Disclaimer: This post in no way, shape, form or description advocates using roller coasters or thrill park rides as mass public transit.
Should Roller Coaster Engineers and Theme Park Designers participate in the design of public transit?
Probably an insane idea; no doubt completely and 100%. But also probably worth exploring, if only in a space as limited as a short thought experiment on a niche blog.
To begin, a presumption: Thrill Ride Engineers and Designers are very much in the same business as Public Transport Planners.
Though neither is likely to admit it, both at their cores are in the business of moving people in pursuit of a larger goal. Neither move people just for the sake of moving them.
Public Transport agencies move people for a whole host of reasons: Increased mobility, social inclusion, economic development, decreased car emissions, traffic reduction, etc., etc., etc. Rarely, however, do transit agencies consider such things as enjoyability to be an important motivator behind transit planning decisions.
Roller Coaster Designers, meanwhile, move people in order to evoke a feeling from riders. That feeling can be awe, terror, joy, whatever, but the fundamental work of a Roller Coaster Designer is to provoke an emotion in people that would not exist if not for the environment and motion that designer creates.
Yet despite their implicit similarity, the metrics used to measure success in each industry are completely different: The first is quantitative, cold and mathematical. The second is qualitative, experiential and emotional.
A second presumption: Public transit ridership is at least in part dictated by the enjoyability of the ride itself.
Public transit ridership is oftentimes low in western society. Furthermore, people who ride public transit tend to do so grudgingly and are only willing to pay a few dollars at most per trip. If we believe the second presumption to be true (which it may not be), then we can logically assume that part of the reason for this low ridership and grudging acceptance is due to a dissatisfaction with the enjoyability of the system itself.

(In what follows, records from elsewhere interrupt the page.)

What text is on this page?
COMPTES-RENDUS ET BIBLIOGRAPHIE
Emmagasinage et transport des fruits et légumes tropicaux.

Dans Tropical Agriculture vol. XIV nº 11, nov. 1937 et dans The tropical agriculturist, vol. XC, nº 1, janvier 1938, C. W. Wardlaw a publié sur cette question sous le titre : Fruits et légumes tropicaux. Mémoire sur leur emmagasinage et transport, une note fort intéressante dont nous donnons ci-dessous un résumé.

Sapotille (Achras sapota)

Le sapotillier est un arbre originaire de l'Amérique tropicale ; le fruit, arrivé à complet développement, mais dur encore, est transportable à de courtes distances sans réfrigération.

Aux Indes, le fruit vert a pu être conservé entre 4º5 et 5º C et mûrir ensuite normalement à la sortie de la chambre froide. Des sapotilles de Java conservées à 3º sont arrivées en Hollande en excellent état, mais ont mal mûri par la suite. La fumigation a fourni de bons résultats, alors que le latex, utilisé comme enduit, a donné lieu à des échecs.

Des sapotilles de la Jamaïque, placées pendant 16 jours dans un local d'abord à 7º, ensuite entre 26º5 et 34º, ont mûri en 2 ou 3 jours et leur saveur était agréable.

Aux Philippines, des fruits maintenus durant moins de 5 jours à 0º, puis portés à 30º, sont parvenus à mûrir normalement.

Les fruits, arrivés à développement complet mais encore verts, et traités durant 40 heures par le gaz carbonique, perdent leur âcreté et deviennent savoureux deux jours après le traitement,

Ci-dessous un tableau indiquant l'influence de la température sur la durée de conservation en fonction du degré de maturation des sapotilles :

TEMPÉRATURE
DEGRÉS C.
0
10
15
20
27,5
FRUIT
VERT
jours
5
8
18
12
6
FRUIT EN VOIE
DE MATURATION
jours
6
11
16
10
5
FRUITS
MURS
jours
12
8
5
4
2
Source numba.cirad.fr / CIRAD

On the flip side, groups of families and friends will travel great distances for the privilege of attending a theme park, spend hundreds of dollars to do so and be willing to stand in lines of an hour or more for the thrill of a two minute ride. Again, the enjoyability of the ride experience must therefore be high enough such that large volumes of people are motivated to endure significant hardship merely for the pleasure of a short ride.

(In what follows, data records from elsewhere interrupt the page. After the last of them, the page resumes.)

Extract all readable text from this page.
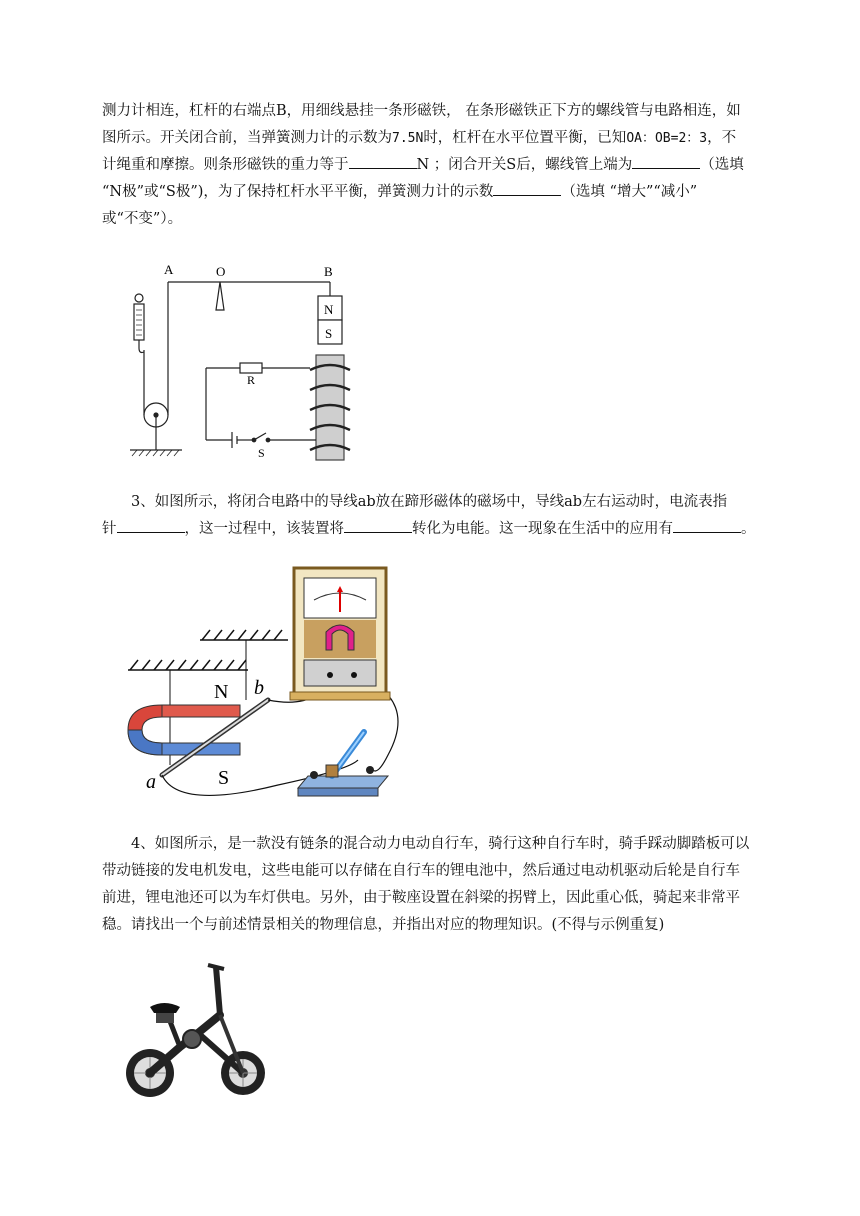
测力计相连，杠杆的右端点B，用细线悬挂一条形磁铁， 在条形磁铁正下方的螺线管与电路相连，如

图所示。开关闭合前，当弹簧测力计的示数为7.5N时，杠杆在水平位置平衡，已知OA：OB=2：3，不

计绳重和摩擦。则条形磁铁的重力等于	N ；闭合开关S后，螺线管上端为	（选填

“N极”或“S极”)，为了保持杠杆水平平衡，弹簧测力计的示数	（选填 “增大”“减小”

或“不变”）。

A	O	B
N
S
R
S

3、如图所示，将闭合电路中的导线ab放在蹄形磁体的磁场中，导线ab左右运动时，电流表指

针	，这一过程中，该装置将	转化为电能。这一现象在生活中的应用有	。

N
S
a
b

4、如图所示，是一款没有链条的混合动力电动自行车，骑行这种自行车时，骑手踩动脚踏板可以

带动链接的发电机发电，这些电能可以存储在自行车的锂电池中，然后通过电动机驱动后轮是自行车

前进，锂电池还可以为车灯供电。另外，由于鞍座设置在斜梁的拐臂上，因此重心低，骑起来非常平

稳。请找出一个与前述情景相关的物理信息，并指出对应的物理知识。(不得与示例重复)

This isn’t to say we need roller coasters instead of public transport (though some people will surely decide that’s exactly what I’m saying).
It is to say, however, that if ridership and ride enjoyability are connected then in order to increase public transit ridership we must therefore improve the experience of public transportation. It might therefore be wise to consult with individuals who actually understand those emotional things which are currently lacking in our assumptions and models about public transit ridership.

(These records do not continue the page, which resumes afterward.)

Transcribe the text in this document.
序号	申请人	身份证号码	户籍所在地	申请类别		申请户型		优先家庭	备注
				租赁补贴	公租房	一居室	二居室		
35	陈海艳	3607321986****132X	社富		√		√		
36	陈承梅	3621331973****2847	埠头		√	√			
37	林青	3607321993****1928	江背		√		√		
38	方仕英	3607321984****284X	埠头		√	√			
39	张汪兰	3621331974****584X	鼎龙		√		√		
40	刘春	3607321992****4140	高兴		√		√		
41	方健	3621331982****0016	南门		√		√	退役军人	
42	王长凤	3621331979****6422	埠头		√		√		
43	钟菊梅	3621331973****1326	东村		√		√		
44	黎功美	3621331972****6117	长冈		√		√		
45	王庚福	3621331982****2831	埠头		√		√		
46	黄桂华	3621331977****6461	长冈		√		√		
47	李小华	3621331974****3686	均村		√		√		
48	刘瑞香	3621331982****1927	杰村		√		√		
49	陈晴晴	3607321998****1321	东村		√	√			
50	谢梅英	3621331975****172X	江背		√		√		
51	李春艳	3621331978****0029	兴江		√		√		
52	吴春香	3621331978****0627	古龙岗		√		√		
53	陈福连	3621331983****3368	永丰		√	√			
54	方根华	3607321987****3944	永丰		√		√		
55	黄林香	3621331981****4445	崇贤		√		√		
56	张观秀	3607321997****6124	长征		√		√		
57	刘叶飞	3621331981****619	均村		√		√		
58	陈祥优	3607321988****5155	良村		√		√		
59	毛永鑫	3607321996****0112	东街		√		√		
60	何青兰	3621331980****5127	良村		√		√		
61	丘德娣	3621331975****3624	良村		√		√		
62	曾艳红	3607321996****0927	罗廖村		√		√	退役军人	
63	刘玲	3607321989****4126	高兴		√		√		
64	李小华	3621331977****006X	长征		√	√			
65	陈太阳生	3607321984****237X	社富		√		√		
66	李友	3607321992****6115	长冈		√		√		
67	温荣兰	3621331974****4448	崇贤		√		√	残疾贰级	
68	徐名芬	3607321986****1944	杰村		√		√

Hence Roller Coaster Engineers and Theme Park Designers.
Humans, after all, are emotional creatures and it seems logical to engage with people who understand how the emotional experience of transportation impacts a human’s heart, mind and soul and how we can best calibrate those experiences to best align with a transit agencies’ need for increased ridership.
And again, just because the internet has a way of twisting people’s words: This was a thought experiment. I don’t believe we should be replacing public transit with thrill rides and roller coasters.